Stephen Fowl has written a very enjoyable, lively, lucid, little book about hermeneutics called Theological Interpretation of Scripture (2009). But I’m having a hard time accepting some of the implications of his central argument, which is that priority should be given to theology (specifically the premise of the self-revelation of the triune God) over historical-criticism in the interpretation of scripture.
Fowl maintains that although biblical scholarship for the most part should be understood as an attempt to ‘display the communicative intentions of biblical writers’, this should not be the primary consideration for theological interpretation of scripture. The significance of this prioritization is brought out in what strikes me as a particularly troublesome paragraph (49).
Making the communicative intention of Scripture’s human authors the primary goal of theological interpretation will unnecessarily and unfortunately truncate Christians’ abilities to read Scripture in several important respects.
For example, Christians will want to interpret passages such as Isaiah 7:14 and 11:1-5 as referring to Christ. They will want to read John 1:1 and Phil. 2:6-11 in the light of Nicene dogma.
It seems extremely unlikely that our best approximations of the communicative intentions of Isaiah, John, or Paul will address these matters.
Or to take a different type of example… Christian theology, Fowl argues, cannot possibly accept the ‘authorial intention’ of the beatitudes of Psalm 137:8-9: ‘O daughter of Babylon, blessed shall he be who repays you with what you have done to us! Blessed shall he be who takes your little ones and dashes them against the rock!’

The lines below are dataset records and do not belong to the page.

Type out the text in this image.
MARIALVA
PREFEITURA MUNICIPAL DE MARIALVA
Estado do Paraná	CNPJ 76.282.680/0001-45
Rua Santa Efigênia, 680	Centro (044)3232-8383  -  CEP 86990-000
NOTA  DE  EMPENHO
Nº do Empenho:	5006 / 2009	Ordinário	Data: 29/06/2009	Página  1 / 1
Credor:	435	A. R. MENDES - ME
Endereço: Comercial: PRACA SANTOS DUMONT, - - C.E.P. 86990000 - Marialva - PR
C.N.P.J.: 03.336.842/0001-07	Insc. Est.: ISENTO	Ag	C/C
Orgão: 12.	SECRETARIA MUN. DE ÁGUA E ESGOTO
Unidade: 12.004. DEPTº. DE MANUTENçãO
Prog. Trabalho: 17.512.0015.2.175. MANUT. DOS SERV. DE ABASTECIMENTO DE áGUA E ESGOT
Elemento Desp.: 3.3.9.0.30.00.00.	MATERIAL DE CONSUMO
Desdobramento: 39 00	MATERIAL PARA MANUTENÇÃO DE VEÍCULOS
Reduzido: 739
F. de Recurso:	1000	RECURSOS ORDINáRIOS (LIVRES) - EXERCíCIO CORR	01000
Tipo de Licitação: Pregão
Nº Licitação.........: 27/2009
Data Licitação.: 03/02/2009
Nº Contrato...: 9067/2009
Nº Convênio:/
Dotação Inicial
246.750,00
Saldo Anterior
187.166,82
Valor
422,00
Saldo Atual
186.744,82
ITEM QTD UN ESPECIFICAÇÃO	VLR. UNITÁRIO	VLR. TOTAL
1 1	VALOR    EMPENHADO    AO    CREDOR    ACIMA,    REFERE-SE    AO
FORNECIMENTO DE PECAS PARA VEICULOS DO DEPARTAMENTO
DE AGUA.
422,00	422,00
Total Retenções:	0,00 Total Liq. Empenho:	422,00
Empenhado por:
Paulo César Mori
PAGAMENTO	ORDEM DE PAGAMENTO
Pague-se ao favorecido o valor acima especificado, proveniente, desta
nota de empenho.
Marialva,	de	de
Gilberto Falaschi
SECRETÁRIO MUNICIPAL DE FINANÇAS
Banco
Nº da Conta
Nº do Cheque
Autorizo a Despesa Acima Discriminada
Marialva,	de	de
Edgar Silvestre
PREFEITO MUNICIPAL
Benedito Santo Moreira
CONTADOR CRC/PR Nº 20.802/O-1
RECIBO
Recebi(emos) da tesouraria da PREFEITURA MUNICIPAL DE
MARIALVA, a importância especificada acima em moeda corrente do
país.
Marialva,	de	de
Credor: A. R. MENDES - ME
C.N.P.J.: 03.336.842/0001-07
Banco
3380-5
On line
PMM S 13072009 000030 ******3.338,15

This seems a blatant admission that Christian theology and biblical interpretation are never going to get along with each other. To say that Christians will ‘want to interpret’ passages in the light of Christ or Nicene christology sounds like exegesis by wishful thinking. What Christians ‘want’ a passage to refer to should have nothing to do with it. Isaiah 7:14 refers to a child who will be born (perhaps to Isaiah himself) in the reign of king Ahaz as a prophetic sign that God is present to judge and deliver. Isaiah 11 refers somewhat less precisely to a Davidic king who will gather the Jews scattered among the neighbouring countries and establish a righteous rule over the restored nation. If later authors found some point in interpreting Jesus in the light of these texts (rather than the texts in the light of Jesus), that is their insight, not Isaiah’s.
A theologian seeking to account for a ‘Nicene notion of the relationships between the divine persons’ may reasonably conclude that John 1:1 was a ‘crucial catalyst’ for later theological developments, but that is a historical rather than an interpretive judgment. It can hardly be given priority over the interpreter who ‘through a historically plausible reconstruction of the text’s conceptual and verbal antecedents’ presents what an informed first or second century reader might have taken the statement ‘In the beginning was the word’ to mean.
It seems to me much better to develop a hermeneutic that can make sense of the narrative development of theological perspectives than to force scripture into the procrustean bed of later dogmatic formulations. We do not have to live under the assumption that theology must be amenable to a rational, consolidating, homogenizing synthesis – or even, I would dare to suggest, that everything must be decided according to the classical formulations of Christendom.